Tonight, I witnessed the execution of a seemingly innocent black man by way of lethal injection.
I have never been one to immerse myself in politics or things of the such but over the past few days, I saw continuous blog posts and articles on Troy Davis and his execution. At the time of his conviction, I was only one year old and now, 22 years later, this is my first time ever hearing about the case. Initially, I skimmed over the articles as they popped up in my RSS Reader until I decided to familiarize myself with this man's story.
Long story short: Davis was convicted of the murder of an off duty police officer (McPhail). Since the time of his conviction, seven of the nine (I believe) jurors have recanted their initial statement and ultimately, there is no proof that Davis was the shooter. That alone is enough to make me believe he is not a candidate for the death penalty, ESPECIALLY if evidence is lacking.
I was in bible study during the time the execution was to initially take place and was relieved to learn and hour later that they had postponed the execution, giving the Supreme Court time to make a decision as to whether or not they would let Davis live. It left me hopeful that this man may get another chance at life. In the 45 minutes it took me to get home from church, I learned that they had denied his appeal and my heart dropped at the thought of the state of Georgia killing this seemingly innocent man.
I watched as Anderson Cooper stoically delivered the news as it happened, showing us live footage of the steps of the Supreme Court where people were gathered, waiting to hear the news just as I was. The entire time, I'm on my couch, praying for Davis' soul and wondering if he was right with God. I'm also praying for his family to remain strong and know that God is the ultimate decision maker.
As I write this, I remember earlier today at work, I kept glancing at the clock thinking, "Man, that brother has only two more hours left to live." What does it feel like to know the exact minute you're scheduled to die? Do you panic or sit in silence and reflect on your life up until that point? I wonder if Davis wished he could have gone back in time and never went to the Burger King that night.
The reporters on CNN mentioned how the death penalty and race played a part tonight saying that more black people receive a death sentence for killing a white person. I do not know the true facts of this statement but it did touch me. I am pro black but not so quick to draw the race card, if that makes any sense. I don't blame the white man for all of the black man's misfortune.
Being a young African American woman, I feel it is natural for me to feel close to a Troy Davis in situations like these. I wondered briefly during the execution that if Davis was white, would I even be concerned. At first, I said yes because the story, void of race, is sad. But then, I dug deeper and admitted that I probably would not be following this case as long as I have. Yes, I would have been interested in the outcome but it would not have such an emotional bearing on my spirit as it does now and I'm sure I wouldn't be blogging about it.
My Twitter timeline blew up, telling of how the black people haven't arrived to shit yet and how the "judicial system is the modern day Jim Crow". Took me back to a conversation I had yesterday with my colleague about how racism is still prevalent here 2011. He's another pro black individual and he always talks about how Emmett Till's death wasn't that long ago and how Dr. King was just assassinated. His point being the same as my followers: Just because we have a black president does not negate the fact that we are still looked down upon as a race by other ethnicities and sometimes even our own.

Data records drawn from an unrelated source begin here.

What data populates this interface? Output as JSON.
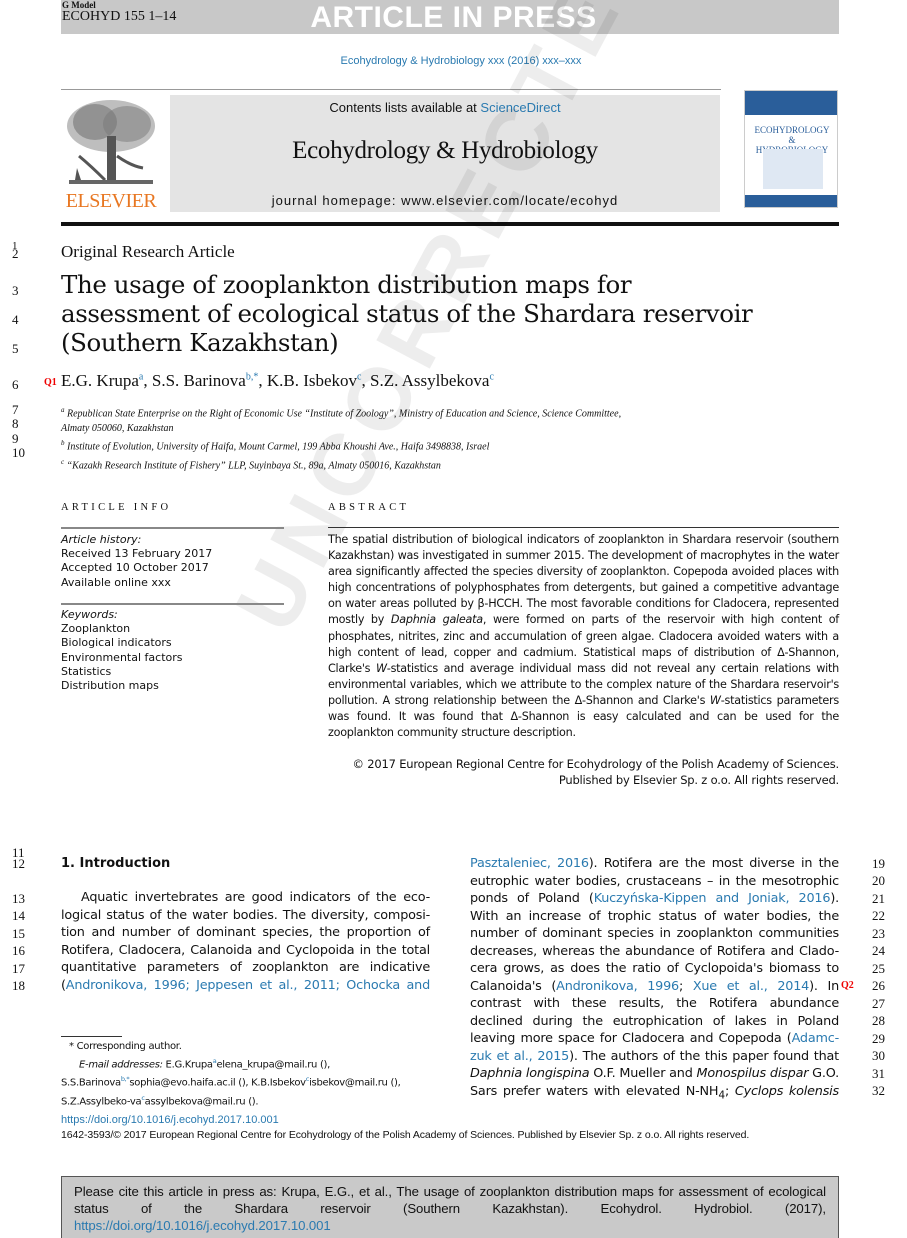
{
  "banner": {
    "model": "G Model",
    "code": "ECOHYD 155 1–14",
    "status": "ARTICLE IN PRESS"
  },
  "journal_line": "Ecohydrology & Hydrobiology xxx (2016) xxx–xxx",
  "masthead": {
    "publisher": "ELSEVIER",
    "contents_prefix": "Contents lists available at ",
    "contents_link": "ScienceDirect",
    "journal_name": "Ecohydrology & Hydrobiology",
    "homepage": "journal homepage: www.elsevier.com/locate/ecohyd",
    "cover_title_1": "ECOHYDROLOGY",
    "cover_title_2": "&",
    "cover_title_3": "HYDROBIOLOGY"
  },
  "article": {
    "type": "Original Research Article",
    "title": "The usage of zooplankton distribution maps for assessment of ecological status of the Shardara reservoir (Southern Kazakhstan)",
    "query_marks": [
      "Q1",
      "Q2"
    ],
    "authors": [
      {
        "name": "E.G. Krupa",
        "sup": "a"
      },
      {
        "name": "S.S. Barinova",
        "sup": "b,*"
      },
      {
        "name": "K.B. Isbekov",
        "sup": "c"
      },
      {
        "name": "S.Z. Assylbekova",
        "sup": "c"
      }
    ],
    "affiliations": [
      {
        "sup": "a",
        "line1": "Republican State Enterprise on the Right of Economic Use “Institute of Zoology”, Ministry of Education and Science, Science Committee,",
        "line2": "Almaty 050060, Kazakhstan"
      },
      {
        "sup": "b",
        "line1": "Institute of Evolution, University of Haifa, Mount Carmel, 199 Abba Khoushi Ave., Haifa 3498838, Israel"
      },
      {
        "sup": "c",
        "line1": "“Kazakh Research Institute of Fishery” LLP, Suyinbaya St., 89a, Almaty 050016, Kazakhstan"
      }
    ]
  },
  "article_info": {
    "heading": "ARTICLE INFO",
    "history_label": "Article history:",
    "received": "Received 13 February 2017",
    "accepted": "Accepted 10 October 2017",
    "online": "Available online xxx",
    "keywords_label": "Keywords:",
    "keywords": [
      "Zooplankton",
      "Biological indicators",
      "Environmental factors",
      "Statistics",
      "Distribution maps"
    ]
  },
  "abstract": {
    "heading": "ABSTRACT",
    "part1": "The spatial distribution of biological indicators of zooplankton in Shardara reservoir (southern Kazakhstan) was investigated in summer 2015. The development of macrophytes in the water area significantly affected the species diversity of zooplankton. Copepoda avoided places with high concentrations of polyphosphates from detergents, but gained a competitive advantage on water areas polluted by β-HCCH. The most favorable conditions for Cladocera, represented mostly by ",
    "italic1": "Daphnia galeata",
    "part2": ", were formed on parts of the reservoir with high content of phosphates, nitrites, zinc and accumulation of green algae. Cladocera avoided waters with a high content of lead, copper and cadmium. Statistical maps of distribution of Δ-Shannon, Clarke's ",
    "italic2": "W",
    "part3": "-statistics and average individual mass did not reveal any certain relations with environmental variables, which we attribute to the complex nature of the Shardara reservoir's pollution. A strong relationship between the Δ-Shannon and Clarke's ",
    "italic3": "W",
    "part4": "-statistics parameters was found. It was found that Δ-Shannon is easy calculated and can be used for the zooplankton community structure description.",
    "copyright_1": "© 2017 European Regional Centre for Ecohydrology of the Polish Academy of Sciences.",
    "copyright_2": "Published by Elsevier Sp. z o.o. All rights reserved."
  },
  "introduction": {
    "heading": "1.  Introduction",
    "left_lines": [
      {
        "n": "13",
        "text": "Aquatic invertebrates are good indicators of the eco-"
      },
      {
        "n": "14",
        "text": "logical status of the water bodies. The diversity, composi-"
      },
      {
        "n": "15",
        "text": "tion and number of dominant species, the proportion of"
      },
      {
        "n": "16",
        "text": "Rotifera, Cladocera, Calanoida and Cyclopoida in the total"
      },
      {
        "n": "17",
        "text": "quantitative parameters of zooplankton are indicative"
      }
    ],
    "line18_pre": "(",
    "line18_link": "Andronikova, 1996; Jeppesen et al., 2011; Ochocka and",
    "line19_link": "Pasztaleniec, 2016",
    "line19_rest": "). Rotifera are the most diverse in the",
    "line20": "eutrophic water bodies, crustaceans – in the mesotrophic",
    "line21_pre": "ponds of Poland (",
    "line21_link": "Kuczyńska-Kippen and Joniak, 2016",
    "line21_post": ").",
    "line22": "With an increase of trophic status of water bodies, the",
    "line23": "number of dominant species in zooplankton communities",
    "line24": "decreases, whereas the abundance of Rotifera and Clado-",
    "line25": "cera grows, as does the ratio of Cyclopoida's biomass to",
    "line26_pre": "Calanoida's (",
    "line26_link1": "Andronikova, 1996",
    "line26_mid": "; ",
    "line26_link2": "Xue et al., 2014",
    "line26_post": "). In",
    "line27": "contrast with these results, the Rotifera abundance",
    "line28": "declined during the eutrophication of lakes in Poland",
    "line29_pre": "leaving more space for Cladocera and Copepoda (",
    "line29_link": "Adamc-",
    "line30_link": "zuk et al., 2015",
    "line30_post": "). The authors of the this paper found that",
    "line31_i1": "Daphnia longispina",
    "line31_m": " O.F. Mueller and ",
    "line31_i2": "Monospilus dispar",
    "line31_post": " G.O.",
    "line32_pre": "Sars prefer waters with elevated N-NH",
    "line32_sub": "4",
    "line32_mid": "; ",
    "line32_i": "Cyclops kolensis"
  },
  "line_numbers": {
    "left": [
      "1",
      "2",
      "3",
      "4",
      "5",
      "6",
      "7",
      "8",
      "9",
      "10",
      "11",
      "12",
      "13",
      "14",
      "15",
      "16",
      "17",
      "18"
    ],
    "right": [
      "19",
      "20",
      "21",
      "22",
      "23",
      "24",
      "25",
      "26",
      "27",
      "28",
      "29",
      "30",
      "31",
      "32"
    ]
  },
  "footnote": {
    "corresponding": "* Corresponding author.",
    "email_label": "E-mail addresses:",
    "emails": " E.G.Krupa",
    "e1": "elena_krupa@mail.ru (), S.S.Barinova",
    "e2": "sophia@evo.haifa.ac.il (), K.B.Isbekov",
    "e3": "isbekov@mail.ru (), S.Z.Assylbeko-va",
    "e4": "assylbekova@mail.ru ()."
  },
  "doi": "https://doi.org/10.1016/j.ecohyd.2017.10.001",
  "issn_line": "1642-3593/© 2017 European Regional Centre for Ecohydrology of the Polish Academy of Sciences. Published by Elsevier Sp. z o.o. All rights reserved.",
  "cite_box": {
    "text": "Please cite this article in press as: Krupa, E.G., et al., The usage of zooplankton distribution maps for assessment of ecological status of the Shardara reservoir (Southern Kazakhstan). Ecohydrol. Hydrobiol. (2017), ",
    "link": "https://doi.org/10.1016/j.ecohyd.2017.10.001"
  },
  "watermark": "UNCORRECTED PROOF"
}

Davis' story and execution has sparked an interest in me. An interest to want to get myself somewhat involved in politics and the workings of this world. I no longer want to be ignorant to the world outside my window. I will not overlook the articles that come across my reader any longer. I will continue to pray for both the MacPhail and Davis families in this very difficult time. I pray that if Davis truly was innocent that they find the true killer although that won't bring Davis back to his family. Hearing his final words brought on the tears I was trying to fight back.